I can’t stop thinking of this little family we met while Charlotte was at Duke for her last surgery.  The parents were young, just barely out of their teens if at all.  They were an African-American couple, and their tiny baby girl was dying.  They delivered her in a hospital in Wilmington and took her home two days later, just like normal. I only mention their race because it’s even more difficult for parents of African-American babies to detect a subtle change in color. She was in distress by the time they noticed something was wrong.  She had to be airlifted from Wilmington to Duke, and her sweet parents had nothing but the clothes on their backs with them while they sat in that little waiting room for news.

That baby girl was in heart failure for THREE DAYS before her parents took her back to the hospital.  Three days. A tiny little test that should have been done and that could have been done was not done. I don’t know if she lived or not; we believe she died because her parents weren’t in the waiting room two days later, and we never saw them in the PCICU or on the floor again.

I won’t belabor the point anymore; we need help.  The babies need help.

The American Heart Association, while a wonderful organization that has done amazing things in advancing research and education on heart disease that has no doubt saved countless lives, gives less than one penny of every dollar they raise to congenital heart defect research. That’s not a lot of money.

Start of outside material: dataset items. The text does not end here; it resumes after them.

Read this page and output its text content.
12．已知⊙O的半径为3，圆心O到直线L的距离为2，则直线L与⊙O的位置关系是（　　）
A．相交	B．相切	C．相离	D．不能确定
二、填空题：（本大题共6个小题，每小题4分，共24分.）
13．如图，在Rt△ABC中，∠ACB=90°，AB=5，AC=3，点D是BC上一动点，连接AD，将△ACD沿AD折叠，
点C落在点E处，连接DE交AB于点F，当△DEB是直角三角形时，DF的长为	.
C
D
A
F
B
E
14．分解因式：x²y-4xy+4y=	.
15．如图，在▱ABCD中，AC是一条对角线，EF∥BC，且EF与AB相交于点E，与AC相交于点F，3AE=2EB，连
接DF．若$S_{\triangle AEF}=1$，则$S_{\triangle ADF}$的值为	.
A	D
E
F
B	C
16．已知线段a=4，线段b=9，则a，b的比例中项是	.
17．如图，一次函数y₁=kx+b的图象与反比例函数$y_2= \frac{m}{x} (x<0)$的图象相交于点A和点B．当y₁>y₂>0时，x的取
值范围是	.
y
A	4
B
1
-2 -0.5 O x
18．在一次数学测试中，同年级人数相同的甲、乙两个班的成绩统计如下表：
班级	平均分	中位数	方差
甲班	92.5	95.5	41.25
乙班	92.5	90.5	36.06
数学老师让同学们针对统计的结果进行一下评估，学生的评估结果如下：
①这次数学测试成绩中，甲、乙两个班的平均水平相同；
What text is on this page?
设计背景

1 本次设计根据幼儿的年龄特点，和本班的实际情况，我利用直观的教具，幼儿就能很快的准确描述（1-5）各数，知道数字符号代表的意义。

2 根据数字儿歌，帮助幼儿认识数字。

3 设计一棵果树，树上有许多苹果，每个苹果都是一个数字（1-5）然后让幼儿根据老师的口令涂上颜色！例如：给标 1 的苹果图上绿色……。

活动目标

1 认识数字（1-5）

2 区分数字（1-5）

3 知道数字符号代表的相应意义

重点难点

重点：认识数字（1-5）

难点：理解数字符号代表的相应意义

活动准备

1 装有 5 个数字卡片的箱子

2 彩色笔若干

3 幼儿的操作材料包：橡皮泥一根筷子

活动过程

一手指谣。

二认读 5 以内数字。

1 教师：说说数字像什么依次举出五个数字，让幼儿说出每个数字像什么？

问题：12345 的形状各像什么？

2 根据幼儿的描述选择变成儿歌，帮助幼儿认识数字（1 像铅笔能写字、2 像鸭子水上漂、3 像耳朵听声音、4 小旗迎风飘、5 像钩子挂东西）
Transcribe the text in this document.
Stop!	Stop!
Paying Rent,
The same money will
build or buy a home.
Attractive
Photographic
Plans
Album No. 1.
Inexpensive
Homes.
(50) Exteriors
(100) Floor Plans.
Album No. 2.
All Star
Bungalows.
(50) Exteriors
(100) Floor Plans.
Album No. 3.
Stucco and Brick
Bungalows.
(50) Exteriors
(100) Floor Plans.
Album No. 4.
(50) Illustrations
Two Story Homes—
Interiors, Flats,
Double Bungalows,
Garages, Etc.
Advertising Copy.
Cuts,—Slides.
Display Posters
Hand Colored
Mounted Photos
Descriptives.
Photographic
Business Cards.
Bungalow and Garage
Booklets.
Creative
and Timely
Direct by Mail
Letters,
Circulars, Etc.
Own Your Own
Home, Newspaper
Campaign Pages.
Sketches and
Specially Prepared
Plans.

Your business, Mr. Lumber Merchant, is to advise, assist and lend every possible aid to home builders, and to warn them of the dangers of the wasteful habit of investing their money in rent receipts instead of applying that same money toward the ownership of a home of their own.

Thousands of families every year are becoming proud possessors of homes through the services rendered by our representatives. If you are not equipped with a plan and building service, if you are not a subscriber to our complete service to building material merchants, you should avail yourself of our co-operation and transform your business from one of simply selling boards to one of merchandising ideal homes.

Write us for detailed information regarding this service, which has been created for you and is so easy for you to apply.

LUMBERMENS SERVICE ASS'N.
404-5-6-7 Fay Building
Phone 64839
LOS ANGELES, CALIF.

The Children’s Heart Foundation is the only foundation that raises money exclusively for research and education on CHDs.  And this May our little family is going to lace up our tennis shoes and help them raise more money.

On May 22 we will be walking in the Congenital Heart Walk to raise money and awareness for congenital heart defects. We’ll be walking in Washington, DC, and we would love for you to join us!  Spring is a great time to take a walk around our nation’s capitol.

And if you can’t join the team, will you please consider donating to help us?

(Here’s that link again for those of you who are embedded-link-impaired: https://www.kintera.org/faf/donorReg/donorPledge.asp?ievent=463888&supId=320665732).

We are looking into doing tee-shirts and some other fun things to raise money and to thank those of you who donate, so stay tuned.

And I know I’ve said it before, but I can never say it enough- thank you all so much for loving and praying for our girl and our family so much.  You are all a treasure to our family!